The rise in cesarean births, either elective or physician-ordered, in the United States is staggering. The World Health Organization (WHO) states that in no region of the world is it justified to have a caesarean section rate higher than 10 to 15 percent. However, more than one-quarter of all babies born in the United States in 2002 were delivered by cesarean section; the overall cesarean delivery rate of 26.1 percent was the highest level ever recorded in the United States. While the rate of cesarean births declined from the late 1980s to the mid-1990s, it has been on the rise since 1996. Furthermore, the number of cesarean births among women who did not have a cesarean birth jumped 7 percent, and the rate of vaginal births after a previous birth increased by 7 percent. cesarean section (VBACs) fell by 23 percent.

Despite all efforts to convince mothers that cesarean section is as safe, if not safer for mother and baby than vaginal delivery, the United States still ranks 8th in infant mortality among industrialized nations (behind the Czech Republic and Cuba) as of 1998. .in the world for maternal death. However, the Centers for Disease Control (CDC) estimates that one-half to two-thirds of maternal deaths go unreported, and that half of maternal deaths in the US are preventable. The death rate from childbirth has not decreased since 1982, and it increased in 1999.

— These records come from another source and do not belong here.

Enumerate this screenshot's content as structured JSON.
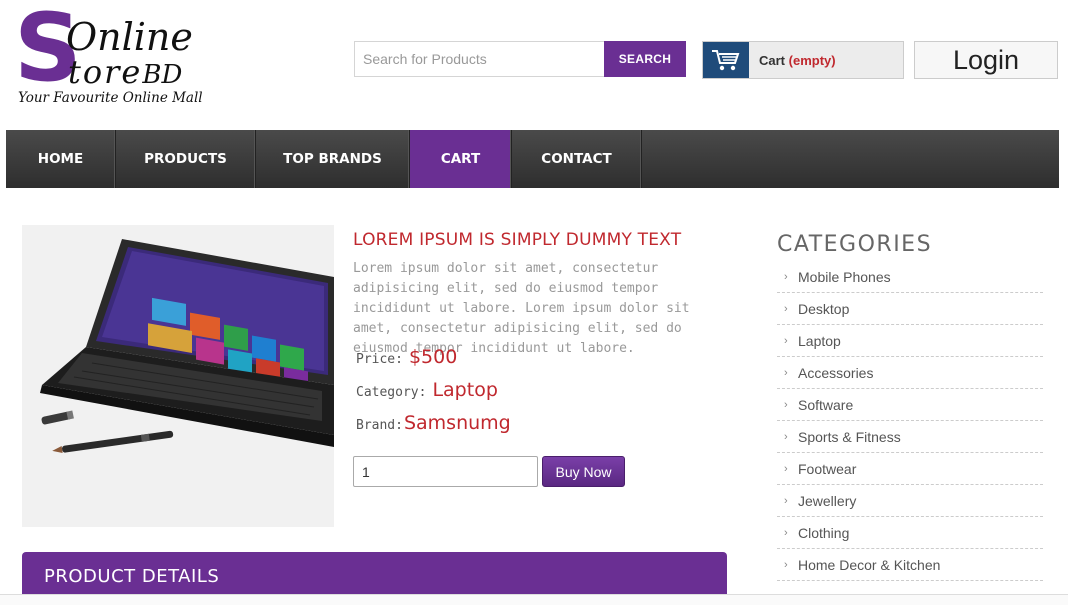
{
  "logo": {
    "s": "S",
    "online": "Online",
    "store": "tore",
    "bd": "BD",
    "tagline": "Your Favourite Online Mall"
  },
  "search": {
    "placeholder": "Search for Products",
    "button": "SEARCH"
  },
  "cart": {
    "label": "Cart",
    "status": "(empty)"
  },
  "login": "Login",
  "nav": [
    {
      "label": "HOME"
    },
    {
      "label": "PRODUCTS"
    },
    {
      "label": "TOP BRANDS"
    },
    {
      "label": "CART",
      "active": true
    },
    {
      "label": "CONTACT"
    }
  ],
  "product": {
    "title": "LOREM IPSUM IS SIMPLY DUMMY TEXT",
    "description": "Lorem ipsum dolor sit amet, consectetur adipisicing elit, sed do eiusmod tempor incididunt ut labore. Lorem ipsum dolor sit amet, consectetur adipisicing elit, sed do eiusmod tempor incididunt ut labore.",
    "price_label": "Price:",
    "price": "$500",
    "category_label": "Category:",
    "category": "Laptop",
    "brand_label": "Brand:",
    "brand": "Samsnumg",
    "quantity": "1",
    "buy_button": "Buy Now"
  },
  "details": {
    "title": "PRODUCT DETAILS"
  },
  "categories": {
    "heading": "CATEGORIES",
    "items": [
      "Mobile Phones",
      "Desktop",
      "Laptop",
      "Accessories",
      "Software",
      "Sports & Fitness",
      "Footwear",
      "Jewellery",
      "Clothing",
      "Home Decor & Kitchen"
    ]
  },
  "colors": {
    "brand_purple": "#6a2f93",
    "accent_red": "#c0282e",
    "nav_dark": "#3a3a3a"
  }
}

In an editorial for Obstetrics and Gynecology, Dr. Ingrid Nygaard and Dr. Dwight Cruickshank argue that while they believe offering elective C-sections to healthy women planning small families is warranted, they do not endorse such a recommendation on a routine basis.

“There are many unanswered questions about elective caesarean section at term and it is important that we try to answer them before making this part of the informed consent process. How should we manage a woman who begins labor before 39 weeks? Is there a point in labor ( dilation and descent) at what point is it too late for a caesarean section to favor the pelvic floor? At least in terms of anorectal physiology, the protective effect of a caesarean section is pronounced only if labor occurs before the cervix dilates to 8 cm. Is there a fetal size or gestational age below which the vaginal childbirth is not harmful to the pelvic floor? As more women in the US become obese, will the risks of elective cesarean section be greater than expected? Obesity itself is a risk factor for urinary incontinence, which may further reduce the value of preventive cesarean delivery in given that some racial and ethnic groups are more prone to prolapse and incontinence than others, we do we treat all patients similarly or do we take such considerations into account? How should we analyze the economics of cesarean delivery on demand? Projecting future costs should not rely on an arbitrary fee structure in place today. How to balance the costs of an elective cesarean delivery with the costs of treating pelvic floor disorders?

“Given the lack of rigorous scientific evidence, we believe that it is not currently recommended to routinely give all patients before delivery a choice of preferred mode of delivery. What appears to be a fairly low-risk proposition in healthy, non-obese women with only one or two children is probably not insignificant in obese women, women with poor nutrition or medical conditions, or women who will have several cesarean deliveries.”

What most obstetricians and midwives agree on, whether for or against elective caesarean section, is that mothers should be informed about all their options and the benefits and risks of both. Childbirth, even in the 21st century, is still a risky business and having all the information available is the only way mothers can be sure they are getting the best care.